I joined the Debian project in late 1994, well before the first stable release was issued, and have been involved in various ways continuously ever since. Over the years, I adopted a number of packages that are, or at least were at one time, fundamental to the distribution.
But, not surprisingly, my interests have shifted over time. In the more than quarter century I've contributed to Debian, I've adopted existing packages that needed attention, packaged new software I wanted to use that wasn't yet in Debian, offered packages up for others to adopt, and even sometimes requested the removal of packages that became obsolete or replaced by something better. That all felt completely healthy.
But over the last couple weeks, I realized I'm still "responsible" for some packages I'd had for a very long time, that generally work well but over time have accumulated bugs in functionality I just don't use, and frankly haven't been able to find the motivation to chase down. As one example, I just noticed that I first uploaded the gzip package 25 years ago today, on 2 December 1995. And while the package works fine for me and most other folks, there are 30 outstanding bugs and 3 forwarded bugs that I just can't muster up any energy to address.
So, I just added gzip to a short list of packages I've offered up for adoption recently. I'm pleased that tar already has a new maintainer, and hope that both sudo and gzip will get more attention soon.

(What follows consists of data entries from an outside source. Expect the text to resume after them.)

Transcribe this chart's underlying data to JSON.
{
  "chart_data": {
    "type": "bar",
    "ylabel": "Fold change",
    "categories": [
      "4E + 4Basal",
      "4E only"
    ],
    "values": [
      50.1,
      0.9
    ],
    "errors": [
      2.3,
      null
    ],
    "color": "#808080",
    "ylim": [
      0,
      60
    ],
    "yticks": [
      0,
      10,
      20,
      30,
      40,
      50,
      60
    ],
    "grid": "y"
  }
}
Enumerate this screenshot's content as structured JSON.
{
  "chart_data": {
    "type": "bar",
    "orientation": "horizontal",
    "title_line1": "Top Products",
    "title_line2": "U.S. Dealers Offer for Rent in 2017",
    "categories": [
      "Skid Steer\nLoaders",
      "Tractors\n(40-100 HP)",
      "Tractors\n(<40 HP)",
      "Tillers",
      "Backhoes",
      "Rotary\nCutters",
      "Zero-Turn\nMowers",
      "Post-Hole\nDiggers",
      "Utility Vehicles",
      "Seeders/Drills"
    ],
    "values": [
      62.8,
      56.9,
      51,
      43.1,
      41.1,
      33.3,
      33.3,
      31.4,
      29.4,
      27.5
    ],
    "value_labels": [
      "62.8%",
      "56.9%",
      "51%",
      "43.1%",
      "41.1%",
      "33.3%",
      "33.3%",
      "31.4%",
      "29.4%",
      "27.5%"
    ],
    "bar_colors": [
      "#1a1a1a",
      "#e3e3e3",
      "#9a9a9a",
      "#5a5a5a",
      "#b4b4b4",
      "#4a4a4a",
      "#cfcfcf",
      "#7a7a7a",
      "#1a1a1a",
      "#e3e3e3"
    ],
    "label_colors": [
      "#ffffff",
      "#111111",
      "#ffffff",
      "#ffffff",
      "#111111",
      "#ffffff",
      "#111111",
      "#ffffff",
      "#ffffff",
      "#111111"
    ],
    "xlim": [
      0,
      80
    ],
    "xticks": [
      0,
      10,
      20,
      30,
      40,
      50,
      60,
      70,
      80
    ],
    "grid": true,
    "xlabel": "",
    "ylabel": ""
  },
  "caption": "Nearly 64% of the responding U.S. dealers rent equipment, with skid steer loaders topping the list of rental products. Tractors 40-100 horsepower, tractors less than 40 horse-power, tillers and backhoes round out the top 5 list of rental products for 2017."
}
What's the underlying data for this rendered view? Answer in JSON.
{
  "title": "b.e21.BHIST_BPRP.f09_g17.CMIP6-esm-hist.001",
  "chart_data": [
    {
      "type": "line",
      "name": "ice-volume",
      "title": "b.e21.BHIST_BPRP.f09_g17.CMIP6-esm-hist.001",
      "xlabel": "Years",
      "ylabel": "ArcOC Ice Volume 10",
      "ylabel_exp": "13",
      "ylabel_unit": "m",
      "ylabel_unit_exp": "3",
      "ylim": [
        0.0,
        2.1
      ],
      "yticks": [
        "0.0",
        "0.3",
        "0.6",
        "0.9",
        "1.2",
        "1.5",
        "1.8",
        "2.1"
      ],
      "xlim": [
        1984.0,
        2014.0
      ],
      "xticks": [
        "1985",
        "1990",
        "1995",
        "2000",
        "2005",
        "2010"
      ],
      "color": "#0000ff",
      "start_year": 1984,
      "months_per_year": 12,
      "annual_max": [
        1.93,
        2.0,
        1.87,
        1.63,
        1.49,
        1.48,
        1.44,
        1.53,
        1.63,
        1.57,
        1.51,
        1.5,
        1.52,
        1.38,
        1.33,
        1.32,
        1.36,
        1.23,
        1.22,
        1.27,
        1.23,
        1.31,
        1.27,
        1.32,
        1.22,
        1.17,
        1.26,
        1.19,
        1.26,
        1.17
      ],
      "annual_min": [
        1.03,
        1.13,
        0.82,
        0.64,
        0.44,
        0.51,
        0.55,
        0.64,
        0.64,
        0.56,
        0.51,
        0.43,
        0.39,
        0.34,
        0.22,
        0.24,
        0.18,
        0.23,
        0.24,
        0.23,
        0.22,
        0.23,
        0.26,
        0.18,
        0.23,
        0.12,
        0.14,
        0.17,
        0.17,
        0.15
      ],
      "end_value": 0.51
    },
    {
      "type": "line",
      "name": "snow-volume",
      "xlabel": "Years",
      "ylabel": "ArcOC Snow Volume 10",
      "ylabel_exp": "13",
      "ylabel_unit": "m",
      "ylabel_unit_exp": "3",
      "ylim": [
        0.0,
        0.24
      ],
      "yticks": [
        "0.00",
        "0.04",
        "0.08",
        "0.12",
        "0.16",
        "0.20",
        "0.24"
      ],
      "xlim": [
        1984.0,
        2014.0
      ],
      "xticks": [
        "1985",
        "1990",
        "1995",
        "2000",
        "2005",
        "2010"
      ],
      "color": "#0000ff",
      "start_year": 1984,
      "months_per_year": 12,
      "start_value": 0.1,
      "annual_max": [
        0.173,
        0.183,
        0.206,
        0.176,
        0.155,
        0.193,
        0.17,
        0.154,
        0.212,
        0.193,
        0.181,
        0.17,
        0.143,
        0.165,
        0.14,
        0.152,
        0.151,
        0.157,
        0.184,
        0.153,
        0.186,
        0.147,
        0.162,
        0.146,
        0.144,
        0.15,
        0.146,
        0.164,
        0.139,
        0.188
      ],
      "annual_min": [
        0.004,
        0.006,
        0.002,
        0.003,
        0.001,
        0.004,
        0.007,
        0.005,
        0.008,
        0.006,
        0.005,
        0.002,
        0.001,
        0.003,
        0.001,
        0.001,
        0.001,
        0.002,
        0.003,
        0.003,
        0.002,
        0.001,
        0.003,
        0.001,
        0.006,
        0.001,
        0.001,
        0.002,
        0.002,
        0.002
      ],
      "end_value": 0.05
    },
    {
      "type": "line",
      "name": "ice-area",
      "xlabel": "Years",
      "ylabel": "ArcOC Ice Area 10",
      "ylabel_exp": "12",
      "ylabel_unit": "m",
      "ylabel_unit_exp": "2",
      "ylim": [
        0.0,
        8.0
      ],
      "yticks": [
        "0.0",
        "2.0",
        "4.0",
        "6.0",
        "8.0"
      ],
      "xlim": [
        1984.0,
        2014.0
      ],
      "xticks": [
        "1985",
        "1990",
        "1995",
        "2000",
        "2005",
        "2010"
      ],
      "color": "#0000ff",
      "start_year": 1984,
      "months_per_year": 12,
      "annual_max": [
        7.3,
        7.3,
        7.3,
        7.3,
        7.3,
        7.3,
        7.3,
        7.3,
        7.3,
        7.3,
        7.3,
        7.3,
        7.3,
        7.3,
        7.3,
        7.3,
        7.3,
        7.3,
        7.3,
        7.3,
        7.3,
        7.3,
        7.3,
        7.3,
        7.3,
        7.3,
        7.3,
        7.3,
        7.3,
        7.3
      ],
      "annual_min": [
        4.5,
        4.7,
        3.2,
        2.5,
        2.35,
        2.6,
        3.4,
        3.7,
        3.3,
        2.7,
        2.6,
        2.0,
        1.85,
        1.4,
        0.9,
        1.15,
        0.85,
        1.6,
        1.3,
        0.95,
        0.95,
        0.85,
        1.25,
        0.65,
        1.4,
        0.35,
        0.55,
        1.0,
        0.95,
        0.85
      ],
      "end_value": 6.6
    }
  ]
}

It's not that I'm less interested in Debian. I've just been busy recently packaging up more software I use or want to use in designing high power model rockets and the solid propellant motors I fly in them, and would rather spend the time I have available for Debian maintaining those packages and all their various build dependencies than continuing to be responsible for core packages in the distribution that "work fine for me" but could use attention.
I'm writing about this partly to mark the passing of more than a quarter century as a package maintainer for Debian, partly to encourage other Debian package maintainers with the right skills and motivation to consider adopting some of the packages I'm giving up, and finally to encourage other long-time participants in Debian to spend a little time evaluating their own package lists in a similar way.